Telcos, according to Fitch, are likely to commit at least USD 13bn in the auctions – over 75% of which is likely to be contributed by the top-four telcos. Most telcos’ net debt will rise to fund spectrum payments while competition limits their ability to raise tariffs, particularly with the impending entry of a new competitor, Reliance Jio.
The top-three telcos – Bharti Airtel (Bharti, BBB-/Stable), Vodafone India and Idea Cellular – could commit around USD2.5bn-4.5bn each to renew their expiring spectrum in six, seven and nine Indian “circles” (i.e. regions), respectively. They are also likely to acquire additional spectrum to support fast-growing data services.
Idea is most exposed to the auctions as it needs to retain its expiring spectrum in circles which contribute around 70% of its annual revenue. Such revenue contributes 45% and 35% of annual Indian revenue for Vodafone and Bharti, respectively. Telcos whose 900MHz spectrum is expiring will prefer to retain this bandwidth, as having to switch frequencies could require significant capex and disruption of the already-established network.
Reliance Communications Limited (Rcom, BB-/Stable) will be the least affected of the top four, as Fitch believes it is likely to commit a maximum of USD667m in seven circles, where we expect competition for spectrum will be lower. Rcom’s management expects this cost to be lower.
We expect Bharti’s and Rcom’s ratings to remain unchanged, as their 2015 funds flow from operations (FFO)-adjusted net leverage is likely to remain below 2.5x and 5.0x, respectively, following the auction. Most telcos have already raised equity or monetised assets in anticipation of spectrum auctions. During 2014, Bharti, Idea and Rcom raised about USD2.5bn, USD625m and USD1bn apiece through either equity and/or asset sales. Cash flows will still be manageable, as telcos have the option to pay spectrum cost in phases, with one-quarter upfront and the balance over 10 years.
Reliance Jio (part of Reliance Industries Ltd (BBB-/Stable)) which plans to roll out its services in 2015 with an investment budget of USD12bn, is likely to fill its spectrum gaps in the 1,800MHz band. We feel it will probably focus on data services using “long-term evolution” technology, with its ownership of 1,800MHz spectrum in 14 circles and a pan-India spectrum in 2,300MHz. However, as occasionally seen in the earlier auctions, Reliance Jio could push up the spectrum price in 900MHz for other telcos, if it chooses to do so, as the auction mechanism hides the identities of participants.

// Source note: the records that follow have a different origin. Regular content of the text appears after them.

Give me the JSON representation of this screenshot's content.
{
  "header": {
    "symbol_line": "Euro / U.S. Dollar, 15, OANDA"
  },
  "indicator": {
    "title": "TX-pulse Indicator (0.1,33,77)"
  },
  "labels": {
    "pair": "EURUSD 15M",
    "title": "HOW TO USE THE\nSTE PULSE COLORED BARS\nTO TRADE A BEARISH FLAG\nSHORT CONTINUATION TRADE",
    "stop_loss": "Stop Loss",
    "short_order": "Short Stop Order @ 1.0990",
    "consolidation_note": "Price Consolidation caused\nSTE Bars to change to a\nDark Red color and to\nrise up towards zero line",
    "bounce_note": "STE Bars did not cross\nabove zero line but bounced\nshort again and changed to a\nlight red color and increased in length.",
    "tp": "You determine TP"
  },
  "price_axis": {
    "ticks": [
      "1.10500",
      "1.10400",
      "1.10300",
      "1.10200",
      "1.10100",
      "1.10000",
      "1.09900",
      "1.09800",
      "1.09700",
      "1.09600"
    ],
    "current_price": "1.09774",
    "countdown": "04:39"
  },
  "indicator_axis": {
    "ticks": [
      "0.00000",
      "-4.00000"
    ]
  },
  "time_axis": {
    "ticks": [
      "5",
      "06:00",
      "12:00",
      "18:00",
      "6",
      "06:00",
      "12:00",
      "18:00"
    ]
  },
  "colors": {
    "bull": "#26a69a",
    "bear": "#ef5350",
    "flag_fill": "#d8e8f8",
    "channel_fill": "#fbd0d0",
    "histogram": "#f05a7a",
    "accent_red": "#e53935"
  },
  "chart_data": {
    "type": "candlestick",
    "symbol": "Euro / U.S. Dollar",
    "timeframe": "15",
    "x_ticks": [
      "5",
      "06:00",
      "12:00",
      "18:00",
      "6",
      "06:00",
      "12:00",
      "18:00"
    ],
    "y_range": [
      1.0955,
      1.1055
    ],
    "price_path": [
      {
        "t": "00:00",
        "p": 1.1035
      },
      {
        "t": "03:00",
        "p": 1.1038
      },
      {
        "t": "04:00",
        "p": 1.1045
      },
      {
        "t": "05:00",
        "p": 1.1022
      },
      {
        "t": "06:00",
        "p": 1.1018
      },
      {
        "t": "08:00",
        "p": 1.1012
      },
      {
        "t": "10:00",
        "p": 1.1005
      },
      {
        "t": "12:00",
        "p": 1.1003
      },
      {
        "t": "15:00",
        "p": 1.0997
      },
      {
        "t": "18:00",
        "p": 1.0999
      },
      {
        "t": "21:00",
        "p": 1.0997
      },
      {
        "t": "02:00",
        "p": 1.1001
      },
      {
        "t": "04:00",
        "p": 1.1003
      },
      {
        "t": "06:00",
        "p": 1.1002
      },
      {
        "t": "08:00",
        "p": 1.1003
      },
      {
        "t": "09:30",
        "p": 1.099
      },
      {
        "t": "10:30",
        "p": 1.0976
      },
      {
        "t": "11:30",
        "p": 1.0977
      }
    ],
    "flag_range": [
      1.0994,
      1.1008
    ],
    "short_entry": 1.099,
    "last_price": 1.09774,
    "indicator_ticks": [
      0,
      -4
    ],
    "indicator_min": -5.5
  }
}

Eight operators are likely to bid for a total of 465MHz of spectrum across four bands – 800MHz, 900MHz, 1,800MHz and 2,100MHz – where each band is valid for 20 years. Bidding is likely to be most intense for the 900MHz band, which can be used for both 2G and 3G, as signals can travel further and provide better indoor coverage than higher frequencies. We believe that the 900MHz auction price could rise at least 20% higher than the reserve price.